Adulava muito a Yvonne. Devia ser a filha predileta. Ela era dengosa, bonita, com sua pele muito clara, longos cabelos pretos e lisos. Vivia encarapita em seu colo. Era uma menina muito chic, com seus vestidos, de cassa, vaporosos, enfeitados de fitas e rendas. Na escola, fazia-nos inveja seu uniforme bem cuidado, sapatos de verniz pretos, sempre brilhando, e as meias rendadas. Que inveja! Ninguém tinha iguais.
Por diversas vezes vi seu Niquinho beijando-lhe as faces rosadas, num embevecimento total, alisando-lhe os cabelos enquanto ela, muito falante (como até hoje), recitava os versos que ele lhe ensinava.

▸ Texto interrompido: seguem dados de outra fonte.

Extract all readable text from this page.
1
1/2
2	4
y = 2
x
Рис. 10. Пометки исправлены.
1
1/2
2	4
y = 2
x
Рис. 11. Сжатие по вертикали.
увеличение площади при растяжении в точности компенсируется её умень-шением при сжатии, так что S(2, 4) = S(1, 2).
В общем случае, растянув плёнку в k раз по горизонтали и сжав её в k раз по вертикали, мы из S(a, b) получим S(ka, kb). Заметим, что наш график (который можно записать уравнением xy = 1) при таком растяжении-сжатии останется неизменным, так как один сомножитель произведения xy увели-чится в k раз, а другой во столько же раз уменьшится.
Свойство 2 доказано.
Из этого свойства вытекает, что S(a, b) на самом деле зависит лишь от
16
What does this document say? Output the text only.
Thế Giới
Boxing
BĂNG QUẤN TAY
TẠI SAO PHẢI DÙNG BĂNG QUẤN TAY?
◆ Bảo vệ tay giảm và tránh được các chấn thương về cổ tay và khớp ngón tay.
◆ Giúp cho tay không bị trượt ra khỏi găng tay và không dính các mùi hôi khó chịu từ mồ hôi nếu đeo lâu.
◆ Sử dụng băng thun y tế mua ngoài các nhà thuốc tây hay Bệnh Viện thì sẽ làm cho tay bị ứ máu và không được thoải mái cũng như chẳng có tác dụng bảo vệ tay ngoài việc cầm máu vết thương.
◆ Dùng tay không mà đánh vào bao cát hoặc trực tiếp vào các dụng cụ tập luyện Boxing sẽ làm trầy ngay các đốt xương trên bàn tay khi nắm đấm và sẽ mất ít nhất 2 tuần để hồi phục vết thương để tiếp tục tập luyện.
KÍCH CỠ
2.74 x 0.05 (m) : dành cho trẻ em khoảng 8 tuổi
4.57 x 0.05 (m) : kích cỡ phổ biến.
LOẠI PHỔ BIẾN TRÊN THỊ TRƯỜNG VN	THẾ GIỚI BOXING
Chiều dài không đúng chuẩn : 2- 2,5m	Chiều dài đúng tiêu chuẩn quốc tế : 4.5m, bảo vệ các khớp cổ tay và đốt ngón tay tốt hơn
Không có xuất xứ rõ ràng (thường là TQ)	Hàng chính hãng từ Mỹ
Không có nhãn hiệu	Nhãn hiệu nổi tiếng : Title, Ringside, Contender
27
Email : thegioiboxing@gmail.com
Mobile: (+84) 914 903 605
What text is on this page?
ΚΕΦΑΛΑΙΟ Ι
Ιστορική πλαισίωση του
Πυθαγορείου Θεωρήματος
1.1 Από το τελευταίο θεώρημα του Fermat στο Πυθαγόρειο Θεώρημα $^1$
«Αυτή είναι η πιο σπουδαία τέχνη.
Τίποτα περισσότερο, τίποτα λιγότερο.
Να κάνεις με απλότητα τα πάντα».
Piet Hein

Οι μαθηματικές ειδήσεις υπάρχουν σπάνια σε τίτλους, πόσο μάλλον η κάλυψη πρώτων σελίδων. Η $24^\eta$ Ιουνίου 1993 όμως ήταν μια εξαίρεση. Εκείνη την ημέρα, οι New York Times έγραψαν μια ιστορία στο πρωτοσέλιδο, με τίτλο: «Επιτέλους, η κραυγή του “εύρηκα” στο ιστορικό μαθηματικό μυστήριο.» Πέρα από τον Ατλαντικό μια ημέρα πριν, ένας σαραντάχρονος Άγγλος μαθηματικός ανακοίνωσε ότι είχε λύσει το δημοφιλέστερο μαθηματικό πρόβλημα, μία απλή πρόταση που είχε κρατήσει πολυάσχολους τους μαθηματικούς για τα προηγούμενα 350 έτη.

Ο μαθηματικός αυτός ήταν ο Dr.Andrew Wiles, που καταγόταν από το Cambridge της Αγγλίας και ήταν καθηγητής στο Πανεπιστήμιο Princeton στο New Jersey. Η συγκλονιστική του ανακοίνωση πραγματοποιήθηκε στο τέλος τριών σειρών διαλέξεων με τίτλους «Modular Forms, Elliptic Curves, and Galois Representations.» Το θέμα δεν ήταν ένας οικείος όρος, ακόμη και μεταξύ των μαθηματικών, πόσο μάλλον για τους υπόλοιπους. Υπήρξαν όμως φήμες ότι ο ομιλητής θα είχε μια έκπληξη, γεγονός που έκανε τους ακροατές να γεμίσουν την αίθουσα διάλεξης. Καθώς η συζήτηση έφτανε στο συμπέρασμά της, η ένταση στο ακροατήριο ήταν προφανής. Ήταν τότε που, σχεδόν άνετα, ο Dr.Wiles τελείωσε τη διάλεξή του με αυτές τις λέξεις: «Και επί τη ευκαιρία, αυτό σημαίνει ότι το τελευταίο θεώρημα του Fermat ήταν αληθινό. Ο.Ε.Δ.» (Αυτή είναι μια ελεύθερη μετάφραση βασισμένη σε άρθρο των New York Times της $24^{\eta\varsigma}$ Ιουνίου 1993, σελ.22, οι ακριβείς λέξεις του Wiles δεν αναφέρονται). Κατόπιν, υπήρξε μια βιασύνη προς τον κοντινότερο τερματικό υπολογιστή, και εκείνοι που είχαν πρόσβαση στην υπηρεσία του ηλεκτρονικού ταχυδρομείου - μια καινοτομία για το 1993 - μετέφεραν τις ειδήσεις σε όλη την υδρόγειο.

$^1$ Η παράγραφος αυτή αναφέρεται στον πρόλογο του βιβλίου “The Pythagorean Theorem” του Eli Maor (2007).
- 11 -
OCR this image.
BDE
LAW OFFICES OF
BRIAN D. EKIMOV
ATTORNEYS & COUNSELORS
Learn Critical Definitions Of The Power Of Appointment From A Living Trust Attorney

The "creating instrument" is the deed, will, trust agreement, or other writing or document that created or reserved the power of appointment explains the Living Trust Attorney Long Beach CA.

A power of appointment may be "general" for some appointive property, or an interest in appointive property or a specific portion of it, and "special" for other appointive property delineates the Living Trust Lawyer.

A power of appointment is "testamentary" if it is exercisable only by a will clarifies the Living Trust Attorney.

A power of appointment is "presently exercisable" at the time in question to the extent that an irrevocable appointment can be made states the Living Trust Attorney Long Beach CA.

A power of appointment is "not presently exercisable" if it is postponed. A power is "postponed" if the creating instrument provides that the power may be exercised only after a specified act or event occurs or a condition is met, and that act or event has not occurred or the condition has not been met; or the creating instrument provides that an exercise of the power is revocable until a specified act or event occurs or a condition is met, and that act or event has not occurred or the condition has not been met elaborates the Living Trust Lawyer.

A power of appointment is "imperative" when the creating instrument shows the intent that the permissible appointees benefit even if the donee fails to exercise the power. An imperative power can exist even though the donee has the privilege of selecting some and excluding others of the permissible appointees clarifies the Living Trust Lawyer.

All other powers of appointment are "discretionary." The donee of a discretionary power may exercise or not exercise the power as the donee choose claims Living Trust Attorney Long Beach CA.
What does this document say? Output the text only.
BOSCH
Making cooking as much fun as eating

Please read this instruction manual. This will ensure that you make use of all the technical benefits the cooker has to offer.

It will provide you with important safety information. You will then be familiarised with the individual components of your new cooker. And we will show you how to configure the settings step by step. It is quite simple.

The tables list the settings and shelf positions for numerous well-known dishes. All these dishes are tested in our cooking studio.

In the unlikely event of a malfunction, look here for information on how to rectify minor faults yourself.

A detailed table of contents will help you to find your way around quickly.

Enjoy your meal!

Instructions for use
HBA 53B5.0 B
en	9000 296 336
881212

Os dois, pai e filha, deveriam ter já naquela época, muita afinidade. E até hoje muito me encanta a maneira como a Yvonne (Silveira) cultiva a memória do pai, a saudade e as recordações que o tempo jamais conseguirá apagar do seu coração.

(N. da Redação: Ruth Tupinambá Graça, de 94 anos, é atualmente a mais importante memorialista de M. Claros. Nasceu aqui, viveu aqui, e conta as histórias da cidade com uma leveza que a distingue de todos, ao mesmo tempo em que é reconhecida pelo rigor e pela qualidade da sua memória. Mantém-se extraordinariamente ativa, viajando por toda parte, cuidando de filhos, netos e bisnetos, sem descuidar dos escritos que invariavelmente contemplam a sua cidade de criança, um burgo de não mais que 3 mil habitantes, no início do século passado. É merecidamente reverenciada por muitos como a Cora Coralina de Montes Claros, pelo alto, limpo e espontâneo lirismo de suas narrativas).